Why people are hesitant
The reasons people are reluctant to get a vaccine vary.
Globally, concerns about side effects are cited by 34%, and concerns about clinical trials moving too fast are cited by another 33%.
Among those who would not get vaccinated, worrying about side effects is most cited in Japan (62%), while the speed of clinical trials is most mentioned in Brazil and Spain (by 48% in both countries).
Globally, one in ten say they are against vaccines in general (including 14% in India and South Africa), they don’t think a vaccine will be effective (15% in Germany), and say the risk of their getting COVID is low (20% in China and 19% in Australia).
Around one in four adults (24%), across the 15 countries think the chance of getting COVID-19 is so low that a vaccine is not necessary at all. Adults in India stand out as being particularly likely to agree with this statement (52%). The US follows next, though at a distance, at 31%, while Canadians are least likely to agree, with only 16% sharing this opinion.
What about the timing of a vaccine?
The survey also looked at how soon people would get the vaccine. Half of adults globally (52%) say they would get vaccinated within three months after the COVID-19 vaccine is available to all.
More than two thirds would do so in Mexico (71%), Brazil (68%), and China (68%), but fewer than four in 10 in France and Spain (38% both).
As many as 90% in China and 86% in South Korea say they would get vaccinated within the first year of the COVID-19 vaccine’s availability, compared to just 54% in France.
When asked how soon they think a first vaccine will be available for general use for COVID-19, on average, only 45% of all adults across the 15 countries believe the first vaccine will be available for general use within the next six months. This includes the 16% who expect a vaccine to be ready within three months.
Instead, 55% think it will take nine months or more, including 18% who think it will take at least 18 months.
The belief that a vaccine will be available within the next six months is most prevalent in China (75%) India (72%), Brazil (67%), and the US (57%); it is lowest in France (26%), Spain (30%), and Japan (32%).
Vaccines won’t work if people don’t take them
The survey shows that aside from the challenges of manufacturing a vaccine and then ensuring its fair distribution, one of the great stumbling blocks is vaccine confidence, itself.
A separate study mapping trends in vaccine confidence across 149 countries between 2015 and 2019, found that scepticism about the safety of vaccines tended to grow alongside political instability and religious extremism. Confidence can be highly variable and shouldn’t be taken for granted.

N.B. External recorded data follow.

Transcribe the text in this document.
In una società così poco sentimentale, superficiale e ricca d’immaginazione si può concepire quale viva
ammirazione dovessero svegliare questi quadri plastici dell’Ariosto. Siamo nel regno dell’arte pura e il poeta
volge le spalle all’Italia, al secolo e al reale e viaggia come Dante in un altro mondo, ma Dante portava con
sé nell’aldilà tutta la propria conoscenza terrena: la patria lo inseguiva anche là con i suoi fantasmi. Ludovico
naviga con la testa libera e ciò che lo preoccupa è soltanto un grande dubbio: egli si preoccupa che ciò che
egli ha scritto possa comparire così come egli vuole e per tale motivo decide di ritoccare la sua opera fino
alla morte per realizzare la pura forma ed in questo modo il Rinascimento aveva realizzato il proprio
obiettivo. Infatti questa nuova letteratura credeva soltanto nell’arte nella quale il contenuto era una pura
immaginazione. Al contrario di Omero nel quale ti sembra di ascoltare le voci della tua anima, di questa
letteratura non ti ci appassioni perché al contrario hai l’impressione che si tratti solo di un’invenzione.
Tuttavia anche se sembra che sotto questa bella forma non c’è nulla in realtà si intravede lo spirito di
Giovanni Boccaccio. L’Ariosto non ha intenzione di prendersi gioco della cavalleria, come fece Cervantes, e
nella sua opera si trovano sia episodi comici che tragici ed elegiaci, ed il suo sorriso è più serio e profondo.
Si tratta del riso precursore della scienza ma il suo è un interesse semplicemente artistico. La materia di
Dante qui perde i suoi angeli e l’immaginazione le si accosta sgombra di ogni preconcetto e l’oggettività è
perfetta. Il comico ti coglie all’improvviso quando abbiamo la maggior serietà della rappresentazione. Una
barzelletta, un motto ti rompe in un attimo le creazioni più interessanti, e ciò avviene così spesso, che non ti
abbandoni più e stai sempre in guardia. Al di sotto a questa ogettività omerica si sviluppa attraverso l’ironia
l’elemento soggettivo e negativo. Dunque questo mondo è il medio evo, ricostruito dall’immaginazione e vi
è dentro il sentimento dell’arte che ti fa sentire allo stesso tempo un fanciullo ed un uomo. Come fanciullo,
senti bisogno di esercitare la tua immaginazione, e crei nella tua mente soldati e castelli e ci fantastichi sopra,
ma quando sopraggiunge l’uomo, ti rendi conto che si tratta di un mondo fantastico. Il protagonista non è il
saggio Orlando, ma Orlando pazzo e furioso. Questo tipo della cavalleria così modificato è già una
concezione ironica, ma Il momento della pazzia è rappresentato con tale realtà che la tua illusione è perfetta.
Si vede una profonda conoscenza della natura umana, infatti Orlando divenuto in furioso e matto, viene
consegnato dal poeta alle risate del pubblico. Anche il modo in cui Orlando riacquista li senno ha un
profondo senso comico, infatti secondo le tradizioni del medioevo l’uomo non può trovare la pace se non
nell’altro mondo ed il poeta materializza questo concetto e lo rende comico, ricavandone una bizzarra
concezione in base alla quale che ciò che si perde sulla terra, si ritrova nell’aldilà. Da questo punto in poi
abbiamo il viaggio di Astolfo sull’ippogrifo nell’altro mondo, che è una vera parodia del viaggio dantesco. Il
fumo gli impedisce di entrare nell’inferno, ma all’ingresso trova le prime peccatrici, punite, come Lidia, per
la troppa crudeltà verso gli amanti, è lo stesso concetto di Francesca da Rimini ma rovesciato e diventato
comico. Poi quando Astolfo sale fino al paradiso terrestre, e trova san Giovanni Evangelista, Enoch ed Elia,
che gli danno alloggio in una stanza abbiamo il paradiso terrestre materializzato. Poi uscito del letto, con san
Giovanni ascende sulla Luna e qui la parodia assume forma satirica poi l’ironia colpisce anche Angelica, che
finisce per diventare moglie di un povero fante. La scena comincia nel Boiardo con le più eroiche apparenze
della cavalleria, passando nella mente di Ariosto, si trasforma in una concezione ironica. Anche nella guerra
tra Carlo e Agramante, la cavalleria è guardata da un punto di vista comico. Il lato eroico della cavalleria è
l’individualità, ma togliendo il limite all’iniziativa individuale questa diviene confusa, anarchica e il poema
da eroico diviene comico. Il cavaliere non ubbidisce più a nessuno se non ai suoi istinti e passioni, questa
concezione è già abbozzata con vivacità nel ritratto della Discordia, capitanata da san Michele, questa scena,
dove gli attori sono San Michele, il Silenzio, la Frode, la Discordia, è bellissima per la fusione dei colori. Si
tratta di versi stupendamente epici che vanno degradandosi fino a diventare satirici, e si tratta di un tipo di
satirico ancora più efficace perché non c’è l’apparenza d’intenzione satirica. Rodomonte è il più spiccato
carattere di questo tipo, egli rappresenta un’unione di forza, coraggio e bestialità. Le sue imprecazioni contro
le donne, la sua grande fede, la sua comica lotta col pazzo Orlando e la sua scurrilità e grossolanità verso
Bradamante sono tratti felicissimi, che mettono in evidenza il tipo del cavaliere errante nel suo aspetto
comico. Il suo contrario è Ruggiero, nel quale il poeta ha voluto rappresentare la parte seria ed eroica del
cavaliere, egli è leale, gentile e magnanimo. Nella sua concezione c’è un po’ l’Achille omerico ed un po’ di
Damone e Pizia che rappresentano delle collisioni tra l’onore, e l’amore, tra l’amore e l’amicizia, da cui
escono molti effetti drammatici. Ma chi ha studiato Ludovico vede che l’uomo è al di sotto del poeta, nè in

Experts estimate that at least 70% of the population will need to be immune to the virus to stop community spread of COVID-19. Accomplishing this demands that public confidence in a vaccine is especially high and the current shortfall could be enough to limit efficacy.
WHO named public hesitancy towards vaccination as one of the Top 10 Threats to Global Health in 2019, affecting not only public health, but businesses and economies.
While the numbers in this latest study do show that overall, there is more confidence than not in a COVID-19 vaccine, the rising hesitancy is material and highlights that a vaccine won’t work if people don’t take it.